The parish of Luz had 278 dwellings and 1 inhabitants, while Bensafrim and Barão de São João (annexed to the former) had 342 dwellings with 581 inhabitants. Odiáxere had 1 homes for 470 customers.

Luz, in the municipality of Lagos

 

Cholera made itself felt first in the poorest fishermen, substantially increasing the number of daily cases, “exacerbating horribly” on the 23rd and 24th of August, to such an extent that the doctors could not help everyone.

As in Tavira, temporary hospitals were created (two in the city), as well as financial and dietary resources for the indigent.

On the 5th of September, the cases ceased in Lagos, while in rural parishes they ended on the 23rd of the same month. In both hospitals, 215 people were hospitalized, of which 140 died.

At home, in the parishes of the city, 1 people were infected (essentially São Sebastião with 311), of whom 539 died. At Light, of 99 patients, 63 lost their lives. in turn in Odiaxere there were 97 infected and 31 deaths. As for Bensafrim e Baron of St. John death was overwhelming, 28 of 25 patients died.

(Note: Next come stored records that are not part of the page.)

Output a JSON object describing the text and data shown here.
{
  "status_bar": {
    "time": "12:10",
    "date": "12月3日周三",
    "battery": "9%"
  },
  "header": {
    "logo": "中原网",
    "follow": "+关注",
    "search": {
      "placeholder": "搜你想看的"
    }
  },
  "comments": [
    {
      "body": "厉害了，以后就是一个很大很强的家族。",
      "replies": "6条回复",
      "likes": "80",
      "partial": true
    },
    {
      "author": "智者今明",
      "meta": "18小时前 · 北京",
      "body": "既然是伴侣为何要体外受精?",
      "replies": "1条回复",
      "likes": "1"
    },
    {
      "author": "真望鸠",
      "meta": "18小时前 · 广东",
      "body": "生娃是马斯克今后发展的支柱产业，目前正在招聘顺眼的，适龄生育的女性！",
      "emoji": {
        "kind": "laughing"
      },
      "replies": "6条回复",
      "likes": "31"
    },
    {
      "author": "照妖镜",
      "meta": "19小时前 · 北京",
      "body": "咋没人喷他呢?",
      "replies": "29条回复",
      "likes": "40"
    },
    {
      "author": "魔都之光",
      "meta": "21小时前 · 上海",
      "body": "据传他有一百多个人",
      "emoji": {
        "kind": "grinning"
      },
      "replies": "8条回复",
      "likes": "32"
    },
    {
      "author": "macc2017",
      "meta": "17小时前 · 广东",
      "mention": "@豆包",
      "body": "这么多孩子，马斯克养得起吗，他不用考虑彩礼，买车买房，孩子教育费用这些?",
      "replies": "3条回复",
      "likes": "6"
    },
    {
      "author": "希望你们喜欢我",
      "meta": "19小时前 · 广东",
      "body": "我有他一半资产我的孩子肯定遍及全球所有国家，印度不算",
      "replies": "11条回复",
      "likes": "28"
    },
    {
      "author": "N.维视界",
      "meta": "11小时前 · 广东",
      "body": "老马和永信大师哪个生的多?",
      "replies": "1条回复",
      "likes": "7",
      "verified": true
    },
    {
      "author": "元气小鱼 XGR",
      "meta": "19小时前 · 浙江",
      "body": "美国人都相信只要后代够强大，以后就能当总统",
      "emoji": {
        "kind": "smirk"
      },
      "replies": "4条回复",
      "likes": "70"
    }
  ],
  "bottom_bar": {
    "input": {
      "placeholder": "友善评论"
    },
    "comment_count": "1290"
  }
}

In the 53 days of the epidemic, in the municipality of Lagos, 1 were infected, 750 were cured and 989 died. Quantities to which 761 soldiers from the 56th Infantry Regiment were added, of which 15 were fatal victims.

In such a «calamitous crisis», the two doctors Francisco de Sousa Castelo Branco and João Camilo de Miranda, as well as the administrator of the municipality, António Baraona Fragozo, stood out.

However, «the horrors of a deadly and devastating epidemic» were still far from over in the Algarve of 1855. On the 8th of August it made itself felt in Faro.

 

(Go on)

 

Author Aurélio Nuno Cabrita is an environmental engineer and researcher of local and regional history, as well as a regular collaborator of the Sul Informação.

Note: In the transcripts, the spelling of the time was preserved. The images correspond to illustrated postcards from the first half of the XNUMXth century, with the exception of the table, inserted in the Report.